Chapter 1 Flashcards
If there are p variables, how many pairwise scatterplots can be produced? How implications does this have?(1)
p*(p-1)/2
Means scatterplots arent best for large p.
Heat maps can be used if data is not categorical as a replacement with yellow and white indication higher values and reds and oranges for lower values.
What does covariance indicate?(1)
Positive indicates that one variables value larger (or smaller) from its mean generally means larger or smaller for the other variable. Conversely, negative covariance indicates larger values than mean will produce smaller in the other variable (and vice versa).
Note 1/n-1 in the formula gives an unbiased estimate.
What is the sample mean vector of the data matrix X?(1)
1/nX^T1n
What does pre or post multiplying by a vector of ones do?(1)
Has the effect of calculating the column sums or row sums respectively.
What is the identity mstrix?
Zeros everywhere 1 diagonals.
What is the centering matrix (Hn)? What does this do?(2)
In-1/n1n^T1n.
Pre-multiplying X by the centering matrix Hn has the effect of subtracting the appropriate sample mean from each element. Therefore the centred data matrix has a sample mean vector of 0.
What lis the sample covariance matrix of the data matrix X?(1)
(1/n-1)X^THn*X
NEED TO LEARN PROOF!!
Note that is a symmetric and semi-positive definite-learn proof.
What are 2 properties of the centering matrix?(2)
LEARN PROOFS
Symmetric Hn^T=Hn
and idempotent Hn^2=Hn (Idempotence means that multiple applications of a particular operation do not change the result. In other words, if we try to center the
centering matrix we are left with the centering matrix.)
Calculated rij for correlation matrix.(1)
rij = sij/sisj
where si = √sii is the sample standard deviation of the ith variable.
What does R = Ip mean?(1)
Variables are uncorrelated as correlation matrix shows variables only correlate with one another.
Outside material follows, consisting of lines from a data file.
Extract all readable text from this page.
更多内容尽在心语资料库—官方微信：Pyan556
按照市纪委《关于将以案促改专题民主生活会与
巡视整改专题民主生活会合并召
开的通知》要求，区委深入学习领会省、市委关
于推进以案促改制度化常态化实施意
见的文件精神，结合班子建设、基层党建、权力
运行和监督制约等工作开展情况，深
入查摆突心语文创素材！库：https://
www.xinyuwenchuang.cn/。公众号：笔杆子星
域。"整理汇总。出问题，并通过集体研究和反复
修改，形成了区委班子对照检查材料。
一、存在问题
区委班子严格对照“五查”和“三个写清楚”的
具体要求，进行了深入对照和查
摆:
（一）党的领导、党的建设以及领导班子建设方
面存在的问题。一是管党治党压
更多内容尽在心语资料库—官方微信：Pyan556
How would you calculate the sample correlation matrix R from sample covariance matrix S?(1)
D^-1SD^-1.
Where D is diagonal matrix with standard deviations of the variables.
Thud R is positive semi-definite from S also being psd.
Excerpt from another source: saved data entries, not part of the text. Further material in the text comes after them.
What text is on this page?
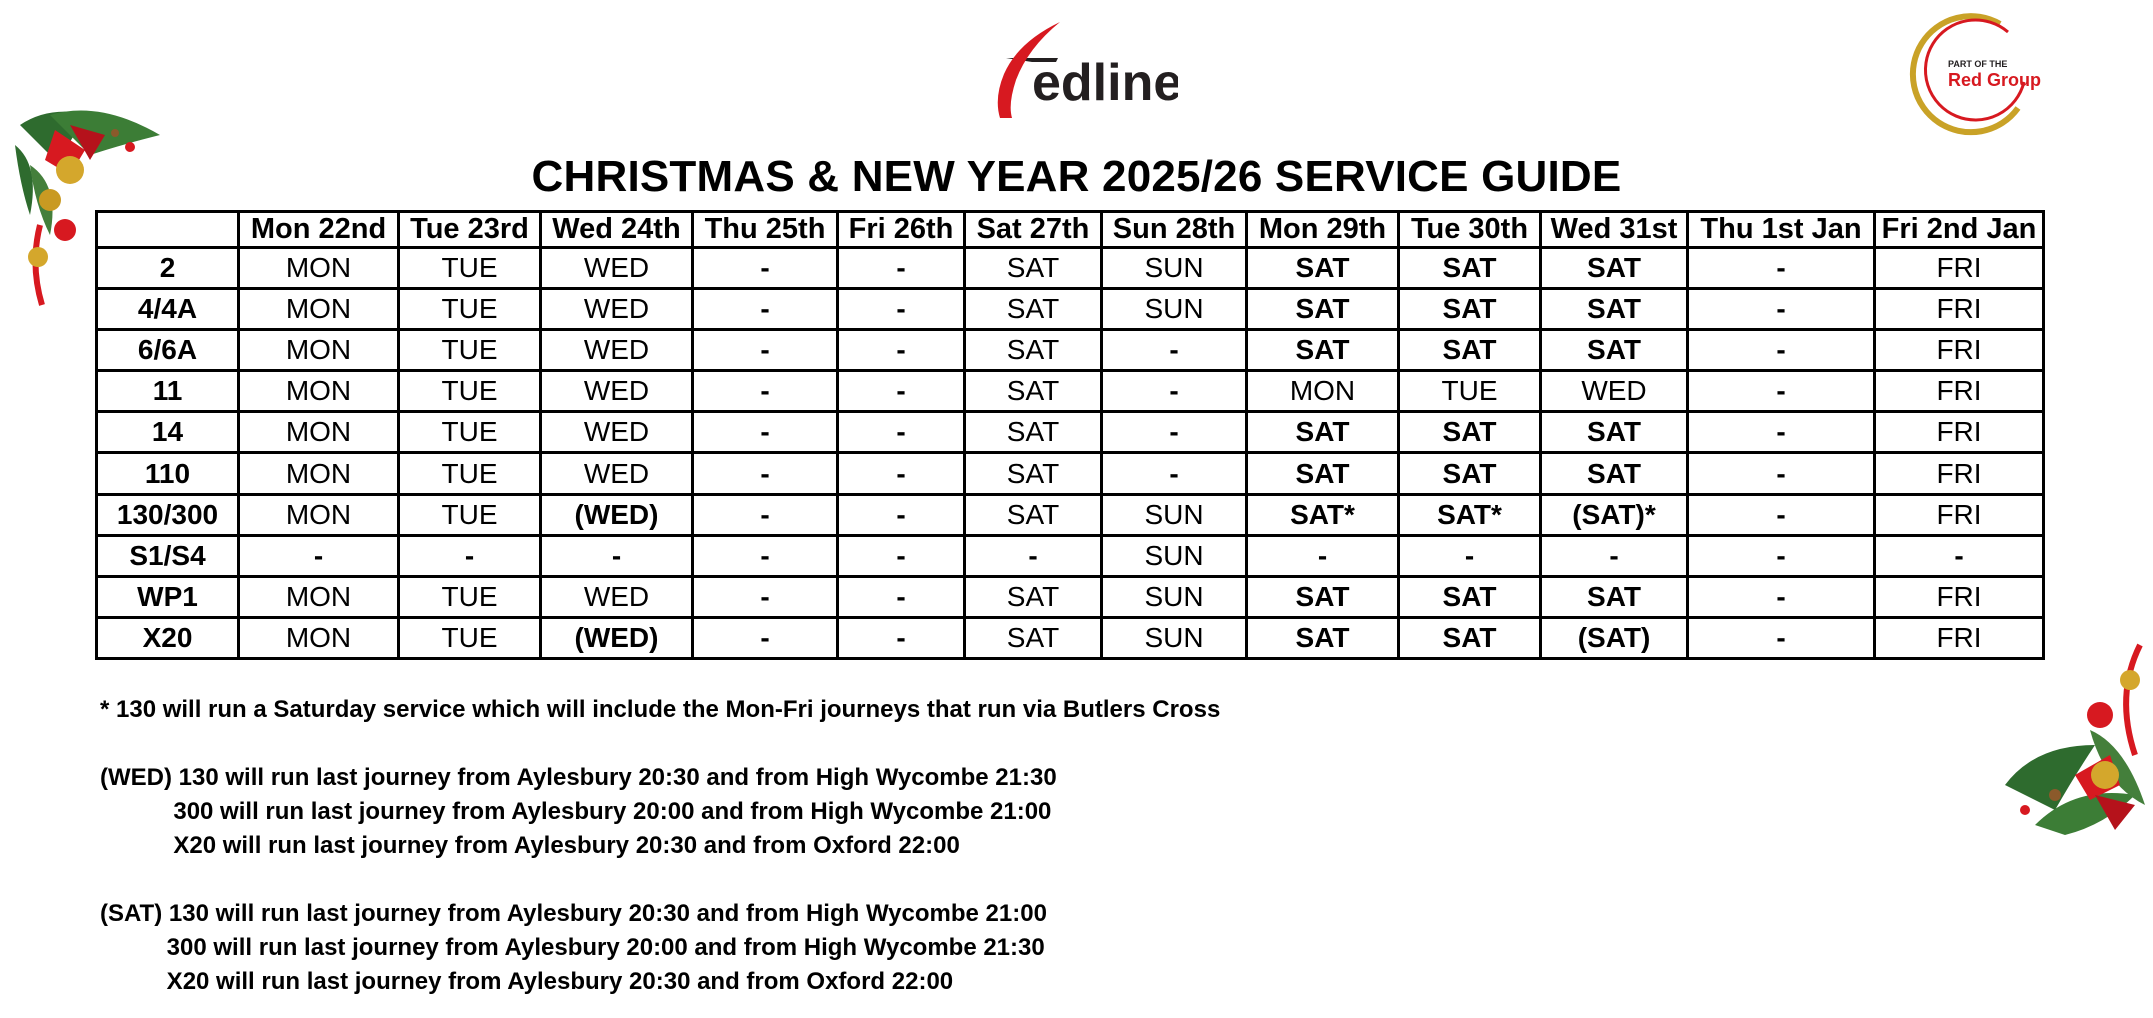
edline	PART OF THE
Red Group
CHRISTMAS & NEW YEAR 2025/26 SERVICE GUIDE
	Mon 22nd	Tue 23rd	Wed 24th	Thu 25th	Fri 26th	Sat 27th	Sun 28th	Mon 29th	Tue 30th	Wed 31st	Thu 1st Jan	Fri 2nd Jan
2	MON	TUE	WED	-	-	SAT	SUN	SAT	SAT	SAT	-	FRI
4/4A	MON	TUE	WED	-	-	SAT	SUN	SAT	SAT	SAT	-	FRI
6/6A	MON	TUE	WED	-	-	SAT	-	SAT	SAT	SAT	-	FRI
11	MON	TUE	WED	-	-	SAT	-	MON	TUE	WED	-	FRI
14	MON	TUE	WED	-	-	SAT	-	SAT	SAT	SAT	-	FRI
110	MON	TUE	WED	-	-	SAT	-	SAT	SAT	SAT	-	FRI
130/300	MON	TUE	(WED)	-	-	SAT	SUN	SAT*	SAT*	(SAT)*	-	FRI
S1/S4	-	-	-	-	-	-	SUN	-	-	-	-	-
WP1	MON	TUE	WED	-	-	SAT	SUN	SAT	SAT	SAT	-	FRI
X20	MON	TUE	(WED)	-	-	SAT	SUN	SAT	SAT	(SAT)	-	FRI

* 130 will run a Saturday service which will include the Mon-Fri journeys that run via Butlers Cross

(WED) 130 will run last journey from Aylesbury 20:30 and from High Wycombe 21:30

300 will run last journey from Aylesbury 20:00 and from High Wycombe 21:00

X20 will run last journey from Aylesbury 20:30 and from Oxford 22:00

(SAT) 130 will run last journey from Aylesbury 20:30 and from High Wycombe 21:00

300 will run last journey from Aylesbury 20:00 and from High Wycombe 21:30

X20 will run last journey from Aylesbury 20:30 and from Oxford 22:00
What are 2 single measures of multivariate scatter?(2)
Generalised variance=Det(S)
Total variation=Tr(S) (sum of diagonals of S)
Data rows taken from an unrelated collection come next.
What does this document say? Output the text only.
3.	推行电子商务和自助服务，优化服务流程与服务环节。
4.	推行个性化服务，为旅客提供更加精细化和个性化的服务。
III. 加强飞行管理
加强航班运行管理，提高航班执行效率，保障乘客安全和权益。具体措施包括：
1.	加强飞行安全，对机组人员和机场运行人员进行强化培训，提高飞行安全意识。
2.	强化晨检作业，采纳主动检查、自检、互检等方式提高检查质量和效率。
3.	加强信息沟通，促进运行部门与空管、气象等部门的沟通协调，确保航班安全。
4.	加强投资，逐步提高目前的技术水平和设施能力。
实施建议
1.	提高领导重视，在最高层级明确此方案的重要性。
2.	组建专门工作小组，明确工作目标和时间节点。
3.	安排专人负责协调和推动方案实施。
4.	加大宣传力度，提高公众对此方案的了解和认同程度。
What is a linear functional?(1)
q=1 for transformation f(x)=a^Tx where a is a vector length p Rp–>R
What is an affine transformation?(1)
Linear transformation combined with a shift in location
Rp–>Rqbf(x)=Ax+b for A qxp b vector length b.
What is a 2d projection?(1)
A linear transformation of x y=AX where A=(ej^T,ek^T)^T and ej is the length-p vector with 1 in element j and 0 everywhere else
-A selection of a pair of variables for a scatterplot matrix plot.